CHAID classification tree in Excel tutorial

This tutorial will help you set up and interpret a CHAID classification tree in Excel with the XLSTAT software.

Dataset for creating a CHAID classification tree

The data are from [Fisher M. (1936). The Use of Multiple Measurements in Taxonomic Problems. Annals of Eugenics, 7, 179 -188] and correspond to 150 Iris flowers, described by four variables (sepal length, sepal width, petal length, petal width) and their species. Three different species have been included in this study: setosa, versicolor and virginica.


Iris setosa, versicolor and virginica.

Goal of this CHAID classification tree

Our goal is to test if the four descriptive variables allow to efficiently predict to which species a flower corresponds, and in this case, to identify rules that would help to classify the flowers on the basis of the four variables.

Setting up the dialog box to generate a CHAID classification tree

After opening XLSTAT, select the XLSTAT / Machine Learning / Classification and regression trees command.

Select the qualitative dependent variable. In our case, this is the column "Species". The quantitative Explanatory variables are the four descriptive variables. We choose to use the CHAID algorithm to build the tree. Select the Variable labels to consider the variables names provided in the first row of the data set.

In the Options tab, we set the maximum tree depth to 3 to avoid obtaining a too complex tree. Several technical options allow to better control the way the tree is built.

In Charts tab we first select the Bar charts option to display the distribution of the species at each node.

The computations begin once you have clicked on OK. The results will then be displayed.

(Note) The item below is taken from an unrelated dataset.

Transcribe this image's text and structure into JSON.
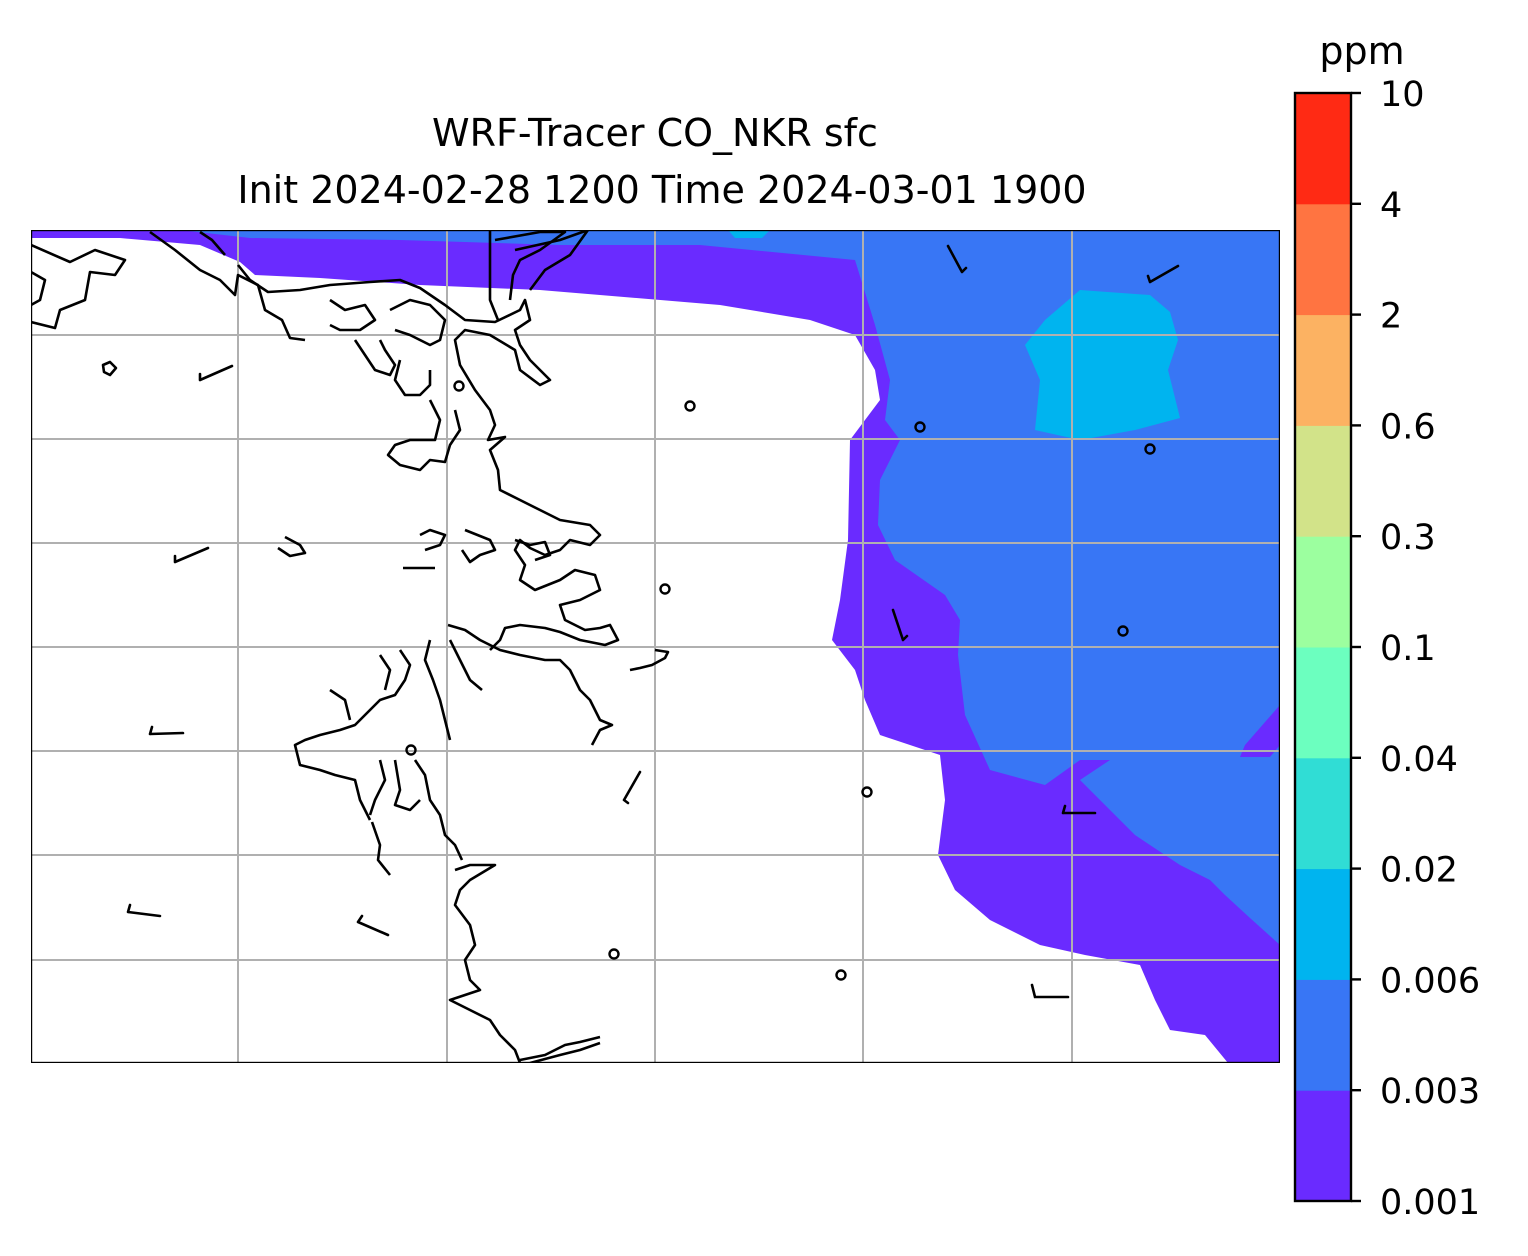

Interpreting the results of a CHAID classification tree

The summary statistics for all variables and the correlation matrix are first displayed followed by the confusion matrix which summarizes the reclassification of the observations. The latter one allows to quickly see the % of well-classified observations, which is the ratio of the number of well-classified observations over the total number of observations. Here, it is equal to 98,67%.

We can note that here only 2 observations are misclassified.

The next result displayed is the node frequencies, that is, the distribution of species at each node of the tree and the related probabilities.

Next, the information on the tree structure is provided. For each node, this represents the number of objects at each node, the corresponding %, the test statistic, the p-value for the splitting, the degrees of freedom, the purity that indicates what is the % of objects that belong to the dominating category of the dependent variable at this node, the parent and child nodes, the split variable and the value(s) or intervals of the latter, and the class predicted by the node.